WASHINGTON – Legislation to improve health care for seniors with multiple chronic illnesses by providing financial incentives to doctors to coordinate care of the illnesses was introduced by a bipartisan group of lawmakers Wednesday.

Sponsored by Sens. Ron Wyden, D-Ore., and Johnny Isakson, R-Ga., and Reps. Peter Welch, D-Vt., and Erik Paulsen, R-Minn., the legislation would replace the current system of “accountable care organizations” created under President Barack Obama’s Affordable Care Act with a program to facilitate more coordination between different physicians working with the same patient.
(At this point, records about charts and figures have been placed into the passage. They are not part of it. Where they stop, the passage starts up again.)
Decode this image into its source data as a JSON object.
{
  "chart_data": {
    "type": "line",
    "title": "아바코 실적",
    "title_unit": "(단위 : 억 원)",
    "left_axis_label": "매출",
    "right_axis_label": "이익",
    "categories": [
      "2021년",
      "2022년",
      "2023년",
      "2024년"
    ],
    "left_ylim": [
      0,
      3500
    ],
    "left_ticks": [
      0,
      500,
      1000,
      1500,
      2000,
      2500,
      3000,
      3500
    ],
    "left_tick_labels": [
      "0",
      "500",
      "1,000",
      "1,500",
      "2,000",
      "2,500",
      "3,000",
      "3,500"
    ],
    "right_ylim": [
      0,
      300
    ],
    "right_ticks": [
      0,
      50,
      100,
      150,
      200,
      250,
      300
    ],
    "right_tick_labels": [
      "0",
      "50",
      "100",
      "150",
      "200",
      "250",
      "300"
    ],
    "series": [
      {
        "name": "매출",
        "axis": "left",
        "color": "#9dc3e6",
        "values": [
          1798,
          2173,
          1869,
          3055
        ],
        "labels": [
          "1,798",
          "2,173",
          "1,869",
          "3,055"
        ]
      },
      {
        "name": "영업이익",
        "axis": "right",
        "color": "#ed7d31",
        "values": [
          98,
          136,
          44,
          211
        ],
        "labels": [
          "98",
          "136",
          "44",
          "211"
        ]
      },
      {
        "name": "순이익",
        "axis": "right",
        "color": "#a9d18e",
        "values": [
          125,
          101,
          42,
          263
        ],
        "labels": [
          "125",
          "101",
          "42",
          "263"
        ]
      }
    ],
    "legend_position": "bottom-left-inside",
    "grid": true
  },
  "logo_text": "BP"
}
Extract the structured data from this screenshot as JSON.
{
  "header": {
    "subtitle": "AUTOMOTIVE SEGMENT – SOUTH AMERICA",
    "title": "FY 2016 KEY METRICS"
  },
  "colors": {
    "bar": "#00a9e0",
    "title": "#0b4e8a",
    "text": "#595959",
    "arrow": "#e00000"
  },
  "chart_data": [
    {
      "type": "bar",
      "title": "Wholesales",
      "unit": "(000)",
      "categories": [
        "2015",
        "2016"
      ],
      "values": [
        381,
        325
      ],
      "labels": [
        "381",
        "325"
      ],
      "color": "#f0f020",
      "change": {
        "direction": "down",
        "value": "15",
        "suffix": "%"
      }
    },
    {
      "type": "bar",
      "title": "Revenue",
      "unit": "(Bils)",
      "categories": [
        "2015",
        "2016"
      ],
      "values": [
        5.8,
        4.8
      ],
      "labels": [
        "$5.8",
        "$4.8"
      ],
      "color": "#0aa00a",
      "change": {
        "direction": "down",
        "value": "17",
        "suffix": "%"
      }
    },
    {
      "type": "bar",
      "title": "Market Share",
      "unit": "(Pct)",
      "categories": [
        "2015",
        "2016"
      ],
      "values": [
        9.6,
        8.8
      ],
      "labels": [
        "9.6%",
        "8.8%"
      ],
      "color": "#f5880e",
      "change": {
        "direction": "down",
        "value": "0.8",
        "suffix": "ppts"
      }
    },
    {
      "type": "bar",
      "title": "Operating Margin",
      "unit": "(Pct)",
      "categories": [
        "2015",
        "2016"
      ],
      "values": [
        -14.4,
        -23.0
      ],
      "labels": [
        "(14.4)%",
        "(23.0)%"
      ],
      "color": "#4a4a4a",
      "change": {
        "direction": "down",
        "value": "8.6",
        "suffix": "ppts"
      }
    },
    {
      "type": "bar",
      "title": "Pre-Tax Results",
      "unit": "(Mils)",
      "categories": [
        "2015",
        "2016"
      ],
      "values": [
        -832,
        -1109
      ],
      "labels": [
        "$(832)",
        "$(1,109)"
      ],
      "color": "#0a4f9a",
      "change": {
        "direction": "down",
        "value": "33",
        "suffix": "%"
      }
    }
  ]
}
According to the sponsors, the bill would make it easier for seniors to see primary care physicians who would oversee patients’ overall health, as opposed to seeing just separate specialists to manage their multiple chronic conditions.

“The reason for our legislation is there shouldn’t be as many barriers when seniors and providers arrive at the gates of Medicare,” Wyden said. “This is what we need to do to change the debate here in Washington about Medicare.”

According to the Centers for Medicare and Medicaid Services, 68 percent of those on Medicare suffer from more than one chronic illness, such as diabetes, cancer or heart disease. The legislation’s Better Care Program would allow doctors to specifically seek out and specialize in working with chronically ill patients, a practice currently forbidden.

“This specifically incentivizes people to go to look for patients who have multiple chronic conditions,” said Andrew Racine, a professor at the Albert Einstein College of Medicine and a doctor at Children’s Hospital at Montefiore in New York.

The program would also pay doctors in the program a set amount per patient based on an overall expected cost rather than paying per service.

“Under a Better Care Plan, the idea would be that you might need a range of services to keep you as healthy as possible, but it wouldn’t matter how many times you went [to the doctor],” said Ken Willis, Wyden’s press secretary. “The payment would be based on a comparison to the expected cost, and it would just be a single payment, whether you went one time or 25 times.”

Joseph Antos, a scholar in health care and retirement policy for the American Enterprise Institute, a conservative think tank, said in a telephone interview that although the plan might sound good, “talk is cheap.”

“One of the really complicated things here is to determine what are they really paying for. The hard part is identifying what are the services that you expect patients to need, given that they have a wide range of severities,” Antos said. “I respect Ron Wyden. I think his intentions are good. But I have to wonder how much technical advice he got on this one.”

Seniors suffering from multiple chronic conditions account for 93 percent of Medicare spending, according to the CMS. The sponsors say the bill would save billions of dollars by allowing more effective preventive care.

Wyden, currently chairman of the Energy and Natural Resources Committee, is expected to become chairman of the Finance Committee when Sen. Max Baucus, D-Mont., resigns to become ambassador to China.

“We have been working on this for a long time,” Isakson said. “The coincidence of Max Baucus becoming the ambassador to China and Ron Wyden ascending to the chairmanship of the committee is irrelevant to this bill — it’s fortunate.”